Opinion
February 7, 1963
The lands appropriated by filing of map on March 4, 1958, were held by respondent school district for school purposes and thus in a governmental capacity. ( Brush v. Commissioner, 300 U.S. 352, 371; Matter of Bethlehem Union Free School v. Wilson, 303 N.Y. 107, 113; Union Free School Dist. No. 14 v. Village of Hewlett Bay Park, 279 App. Div. 618-619.) Consequently, the district was not entitled to compensation upon the taking by the State. ( Hunter v. Pittsburgh, 207 U.S. 161, 178-179; People ex rel. Palmer v. Travis, 223 N.Y. 150, 166-167.) Section 3 Gen. Mun. of the General Municipal Law, providing a different rule in respect of property of a "municipal corporation" appropriated for a "substantially different" purpose was enacted subsequent to the appropriation here but it may nevertheless be noted that, whether through oversight or otherwise, school districts, not included within the definition in section 2 of the act (and see Johnston v.
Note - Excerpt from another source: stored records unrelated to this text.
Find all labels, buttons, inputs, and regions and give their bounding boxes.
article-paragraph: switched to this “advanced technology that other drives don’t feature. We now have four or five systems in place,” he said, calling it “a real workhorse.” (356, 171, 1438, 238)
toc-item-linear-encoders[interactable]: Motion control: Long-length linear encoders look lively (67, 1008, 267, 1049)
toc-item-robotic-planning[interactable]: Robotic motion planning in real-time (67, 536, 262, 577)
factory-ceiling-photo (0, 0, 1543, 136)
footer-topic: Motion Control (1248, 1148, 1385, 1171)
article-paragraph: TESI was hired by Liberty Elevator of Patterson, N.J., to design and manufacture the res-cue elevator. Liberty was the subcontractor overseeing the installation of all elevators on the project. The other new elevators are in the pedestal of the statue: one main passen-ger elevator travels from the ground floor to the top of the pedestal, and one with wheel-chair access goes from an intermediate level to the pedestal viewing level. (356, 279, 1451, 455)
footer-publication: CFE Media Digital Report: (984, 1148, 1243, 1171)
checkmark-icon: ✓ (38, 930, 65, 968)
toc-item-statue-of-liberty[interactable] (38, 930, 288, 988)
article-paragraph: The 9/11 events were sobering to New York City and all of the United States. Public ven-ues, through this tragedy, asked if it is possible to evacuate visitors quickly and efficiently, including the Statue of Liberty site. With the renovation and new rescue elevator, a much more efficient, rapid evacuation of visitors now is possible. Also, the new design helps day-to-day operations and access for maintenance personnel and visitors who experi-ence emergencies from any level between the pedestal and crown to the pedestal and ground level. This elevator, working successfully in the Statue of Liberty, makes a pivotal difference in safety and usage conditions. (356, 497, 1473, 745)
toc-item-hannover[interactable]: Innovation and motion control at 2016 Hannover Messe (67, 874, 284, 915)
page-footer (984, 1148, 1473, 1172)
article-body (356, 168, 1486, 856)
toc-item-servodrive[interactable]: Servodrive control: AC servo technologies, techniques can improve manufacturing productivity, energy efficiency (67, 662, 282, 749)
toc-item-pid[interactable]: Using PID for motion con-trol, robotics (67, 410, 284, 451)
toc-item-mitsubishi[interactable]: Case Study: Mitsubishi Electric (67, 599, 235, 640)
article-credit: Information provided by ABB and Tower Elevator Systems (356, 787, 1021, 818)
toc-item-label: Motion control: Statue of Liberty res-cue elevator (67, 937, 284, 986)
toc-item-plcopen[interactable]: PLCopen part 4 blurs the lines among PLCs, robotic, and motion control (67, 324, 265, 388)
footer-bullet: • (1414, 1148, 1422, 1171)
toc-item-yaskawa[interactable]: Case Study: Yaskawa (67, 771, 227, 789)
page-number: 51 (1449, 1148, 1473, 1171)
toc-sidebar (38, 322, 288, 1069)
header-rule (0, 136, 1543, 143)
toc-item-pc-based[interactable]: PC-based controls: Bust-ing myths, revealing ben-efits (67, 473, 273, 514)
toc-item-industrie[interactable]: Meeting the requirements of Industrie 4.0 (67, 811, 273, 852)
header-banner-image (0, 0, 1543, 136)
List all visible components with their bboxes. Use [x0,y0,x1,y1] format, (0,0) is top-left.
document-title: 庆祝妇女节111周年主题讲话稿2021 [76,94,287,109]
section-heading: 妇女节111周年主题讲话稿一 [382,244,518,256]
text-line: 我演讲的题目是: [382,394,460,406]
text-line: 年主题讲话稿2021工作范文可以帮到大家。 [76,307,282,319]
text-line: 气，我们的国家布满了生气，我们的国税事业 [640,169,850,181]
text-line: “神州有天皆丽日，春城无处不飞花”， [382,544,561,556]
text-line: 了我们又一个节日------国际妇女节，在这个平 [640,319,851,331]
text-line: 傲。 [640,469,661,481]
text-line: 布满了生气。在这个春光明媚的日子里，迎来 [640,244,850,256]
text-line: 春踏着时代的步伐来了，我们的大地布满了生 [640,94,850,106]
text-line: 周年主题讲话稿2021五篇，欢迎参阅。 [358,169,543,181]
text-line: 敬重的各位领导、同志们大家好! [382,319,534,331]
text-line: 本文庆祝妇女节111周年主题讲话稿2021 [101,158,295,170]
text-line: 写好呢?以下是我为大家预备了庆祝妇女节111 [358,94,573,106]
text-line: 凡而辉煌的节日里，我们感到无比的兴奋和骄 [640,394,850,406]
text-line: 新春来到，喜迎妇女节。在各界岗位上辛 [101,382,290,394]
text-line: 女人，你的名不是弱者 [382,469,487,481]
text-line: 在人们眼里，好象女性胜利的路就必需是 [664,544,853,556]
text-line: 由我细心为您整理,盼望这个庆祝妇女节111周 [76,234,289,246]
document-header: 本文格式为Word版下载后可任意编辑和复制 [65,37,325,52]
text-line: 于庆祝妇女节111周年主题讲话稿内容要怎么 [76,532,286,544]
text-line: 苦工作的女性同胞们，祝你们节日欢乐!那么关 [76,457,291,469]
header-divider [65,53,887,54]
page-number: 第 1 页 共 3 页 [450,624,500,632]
Gordon, 247 App. Div. 40), were not brought within the provisions of section 3, and although they are treated as municipal corporations for other purposes (General Corporation Law, § 3, subd. 2) the section cited must, under section 6 of the same act, yield to the conflicting provision of the General Municipal Law. Judgment reversed, on the law, and claim dismissed, without costs. Bergan, P.J., Gibson, Reynolds and Taylor, JJ., concur.